My husband can be a pretty grumpy traveler, but even he, with a few moderations to his attire, can be a happy traveler.  He had to stop wearing his lace-up shoes through airport security, for one thing.  But here are a few more tips to help make your flying experience more palatable.

I have a great deal of respect for the Frommers’ people and their travel advice.  Recently, the travel site gurus ran a piece on what NOT to wear when flying.  The advice is simple, yet comprehensive.  It’s great advice for anyone who hasn’t quite figured out that, yes, Virginia, no matter what they taught you in school about being non-judgmental, on a plane, you will be judged by the clothes you wear.

Read on . . .

My first choice in comfort is always a pair of well-worn blue jeans, but if I want an upgrade to first class, then my brown cords, a nice collared shirt, and a pullover sweater or simple jacket are more likely to get me there.  It’s true; airline employees check out the crowd, and choose to upgrade those folks who look like they belong in first class.

In addition, I now make better shoe choices when flying.  No shoelaces.  I wear Skechers with Velcro straps, or I wear backless leather clogs.  These are easy to remove when passing through security, and easy to put back on.  Hiking sandals with Velcro straps fit the bill, too, especially for my husband.

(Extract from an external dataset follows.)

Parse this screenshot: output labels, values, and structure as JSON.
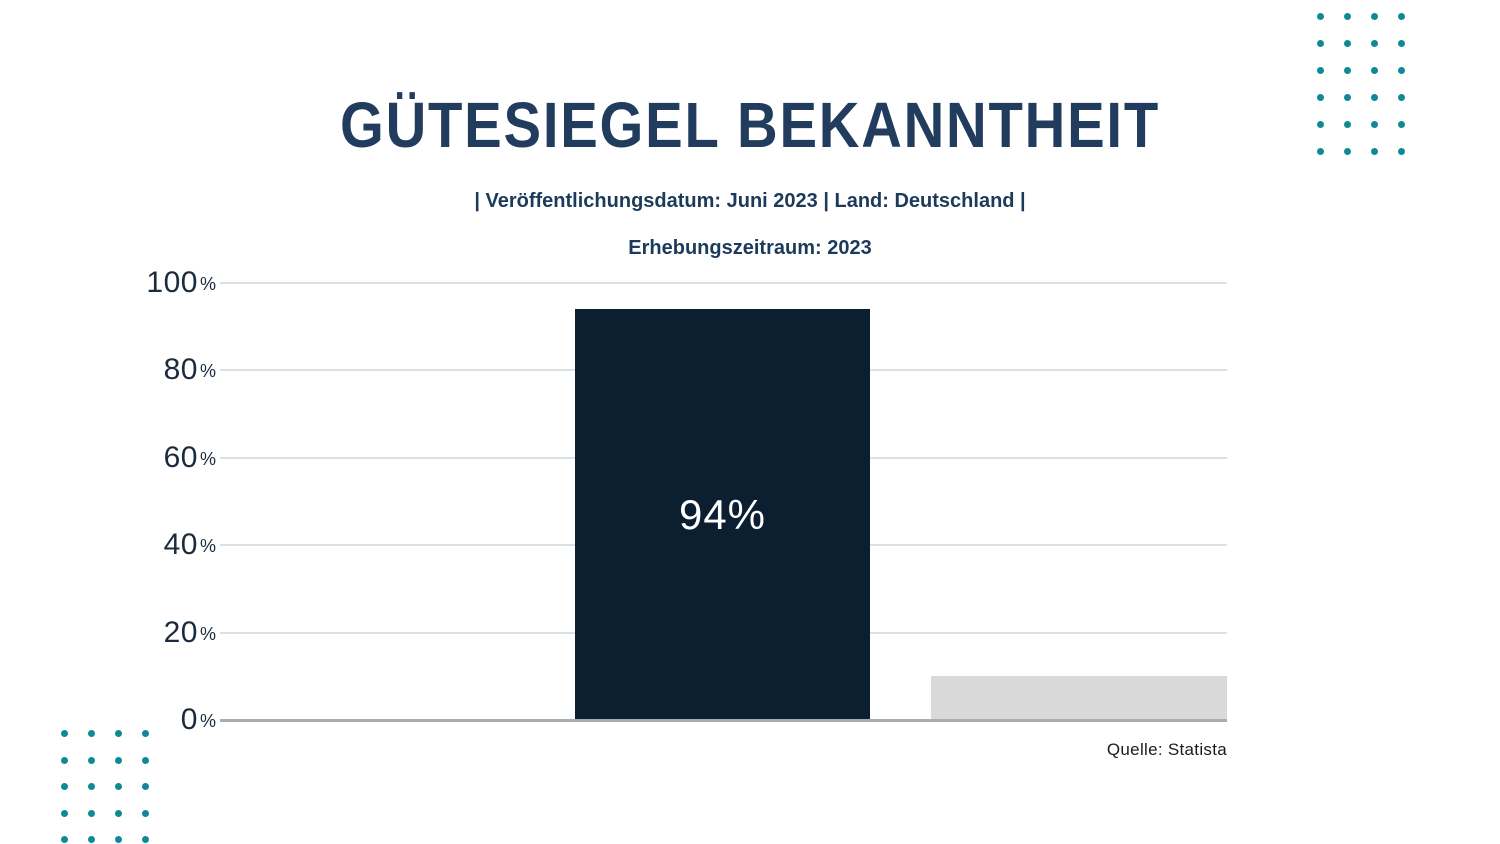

For those of you with leg-swelling issues, try a pair of socks designed for diabetics – no, not those black squeeze-the-life-out-of-your-legs kind, but rather the gentler ribbed socks sold in places like Wal*Mart.

Once on the plane, immediately take off your shoes, and pull on the knee-hi socks.  You will be amazed at the difference in your legs upon reaching your destination.  Of course, on very very long flights, you must get up and move around.  For more information, check out this article for great tips on how to prevent leg swelling while flying.

But back to clothing – wear layers.  Sometimes the plane can get very hot (you know, when you are stuck on the tarmac in Texas for a couple of hours), or very cold.  That’s usually when no matter how hard you try to attract the attention of a flight attendant, they simply ignore you.  A light sweater, hoodie, or simple jacket is easy to remove, store, and retrieve.

Back to Frommers – here’s an excellent article written by Christopher Elliott, with more detail on what NOT to wear during plane travel.  Or on any public transportation, for that matter.  If you are going to be in close quarters, and you will have no control over the temperature, these rules apply.

Happy Traveler

See, now he’s a happy traveler.

Oh, and just before I sign off, here’s a great tip for luggage identification.  Got a digital camera with you?  Snap pictures of all your luggage before sending it down the conveyor belt.  Ta-dah.  If the luggage goes missing, pull out your camera, and show the airline officials EXACTLY what your missing baggage looks like.